Body Culture



Milanese mannequin maker La Rosa – producer of fashion display models since the 1920s – is combining artistry with modern technology to smarten up the shop dummy’s act

From Versace’s Dionysian disco to Armani’s greige getaways, Italian designers have made their name selling clothes with the lifestyle to match. This is the focus of Italiana: Italy Through the Lens of Fashion, 1971-2001, an exhibition curated by Maria Luisa Frisa and Stefano Tonchi, on show until 6th May at Milan’s Palazzo Reale. Across nine rooms, mannequins stand draped in iconic pieces by the likes of Walter Albini, Gianfranco Ferré, Gucci and Prada. They are elegant effigies and exemplars of Made in Italy know-how. Anonymous yet distinct, 150 of the mannequins were crafted at La Rosa, a company that has been hand-finishing models in Milan since 1922, thus helping shape the story of Italian fashion.

The business came into the Rigamonti family in 1969, when it was bought by a busy housewife with a head for figures. Rachele Rigamonti was juggling motherhood with hours at her husband’s accountancy firm when she purchased the small factory in Palazzolo Milanese. For decades it transformed shop windows with display dummies modelled on the beauties of silent cinema. Rigamonti modernised the manufacturing process, while proudly retaining all elements of production in Italy.

Her son Gigi is now president of the company. He took over the business in the 1980s, fresh from a stint in London studying sculpture and painting at the Royal College of Art. Changing the company’s name from Rosa Manichini to the more evocative La Rosa, he was eager to create a new dialogue between the dream and display of fashion. ‘I wanted to change direction from something lifelike to something more abstract,’ he says.

Gigi’s radical forms offered an alternative to the recognisable hand of Adel Rootstein, the London-based designer who made her name in the early 1960s creating lifelike replicas of famous women from Twiggy to Cher. Inspired by ancient mythology and modernist art, Gigi encouraged a new look for many luxury boutiques. In 1989, for instance, he created Tosca – an opulent, athletic bust that greeted visitors to all  of Gianni Versace’s stores across the world. La Rosa’s two factories, in Palazzolo Milanese and Varedo, cover 10,000 sq m combined, with around 60 staff, and are able to produce anything up to 4,000 mannequins a month. Scattered across the reception are a number of dismembered heads, busts and hands of all sizes – from the gamine showgirls of the 1930s to the lithe supermodels of the 1990s, La Rosa has marked changing standards of beauty for close to a century.

In a room dedicated to make-up and hair, an artist expertly wields both paintbrush and hairbrush to the din of Italian pop music; elsewhere, hot liquid rubber is poured into steel moulds to form legs and arms. ‘A mannequin is a body, so over time it changes a little bit, and make-up, too.
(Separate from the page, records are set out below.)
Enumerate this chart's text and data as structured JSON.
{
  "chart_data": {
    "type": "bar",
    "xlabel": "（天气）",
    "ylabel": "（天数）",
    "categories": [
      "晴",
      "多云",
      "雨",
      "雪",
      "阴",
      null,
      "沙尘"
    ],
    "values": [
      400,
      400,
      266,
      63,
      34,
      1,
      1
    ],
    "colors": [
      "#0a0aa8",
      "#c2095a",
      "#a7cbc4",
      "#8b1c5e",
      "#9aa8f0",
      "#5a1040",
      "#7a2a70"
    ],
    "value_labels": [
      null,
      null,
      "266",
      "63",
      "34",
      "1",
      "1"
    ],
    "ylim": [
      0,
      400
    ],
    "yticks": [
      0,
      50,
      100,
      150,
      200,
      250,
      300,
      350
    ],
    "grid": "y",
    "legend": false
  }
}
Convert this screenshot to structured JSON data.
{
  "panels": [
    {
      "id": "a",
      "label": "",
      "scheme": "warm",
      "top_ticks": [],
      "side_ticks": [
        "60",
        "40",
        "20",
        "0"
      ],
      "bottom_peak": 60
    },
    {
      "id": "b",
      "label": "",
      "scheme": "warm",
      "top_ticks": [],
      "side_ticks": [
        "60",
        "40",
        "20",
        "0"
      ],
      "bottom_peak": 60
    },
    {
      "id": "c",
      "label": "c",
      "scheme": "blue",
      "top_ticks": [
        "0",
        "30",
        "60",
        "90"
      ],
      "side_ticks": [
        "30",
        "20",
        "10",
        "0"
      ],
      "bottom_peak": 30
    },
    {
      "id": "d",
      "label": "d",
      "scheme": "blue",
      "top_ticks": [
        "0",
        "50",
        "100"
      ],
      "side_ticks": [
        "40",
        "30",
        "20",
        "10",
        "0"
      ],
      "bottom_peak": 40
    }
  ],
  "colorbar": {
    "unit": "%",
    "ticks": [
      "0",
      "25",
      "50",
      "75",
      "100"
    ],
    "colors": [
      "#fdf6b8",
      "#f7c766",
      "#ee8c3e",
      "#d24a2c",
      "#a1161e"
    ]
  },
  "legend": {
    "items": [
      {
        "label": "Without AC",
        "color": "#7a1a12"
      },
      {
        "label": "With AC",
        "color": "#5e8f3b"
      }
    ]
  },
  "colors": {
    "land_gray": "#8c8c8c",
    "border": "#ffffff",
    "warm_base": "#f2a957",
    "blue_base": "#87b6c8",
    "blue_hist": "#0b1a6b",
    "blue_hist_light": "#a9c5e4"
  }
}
But what has really changed is how mannequins are being used,’ Gigi says. ‘Everything is much more neutral today. Architects are also more involved. Brands are opening in many countries and everything inevitably begins to look the same wherever you go.’ The power of the brand has created a culture of bland.

In 1996, Gigi’s son Mattia joined the firm as CEO and instigated a quiet revolution matching modern manufacturing with an artisanal finish – everything is still touched by human hand. Mattia is as methodical as his father is madcap. ‘You need to have a passion, but we are always working on how to show ourselves in different ways,’ he says. He has made the production cycle more sustainable, too. ‘Until 2000, we were making the moulds through foundry cast, the same way you would cast bronze, but this created so much pollution that we had to find a new way.’ Today, prototypes are first sculpted by hand in plasticine and then 3D-scanned.

A bank of milling machines then uses this data to create the aluminium moulds into which molten plastic is tipped. A La Rosa mannequin can cost anything between €700 and €1,200. Handled with care, it will last for up to ten years. At present, La Rosa has around 800 items in its catalogue, including a new patented system that allows for a figure to be fixed in five different positions at the push of a button. The archive includes bespoke creations for Gianni Versace, Giorgio Armani, Valentino, Nicolas Ghesquière and Alber Elbaz. Set upright in the corner of Gigi’s chaotic office is a 6ft form made up of linen-covered ovals and triangles reminiscent of a sculpture by Brâncuși. Tastes may be flat-lining, but creating display mannequins in a world full of digital avatars has given Gigi a new frontier to cross. ‘In the 1960s, we introduced blow-moulded plastic, which was much more modern. Today, we’re using anti-shock plastic that is 100 per cent recyclable. We had to adjust our systems, but now we can remould and recast everything we make – we can keep remaking and remaking,’ he says. ‘Innovation is expensive. But it cannot stop.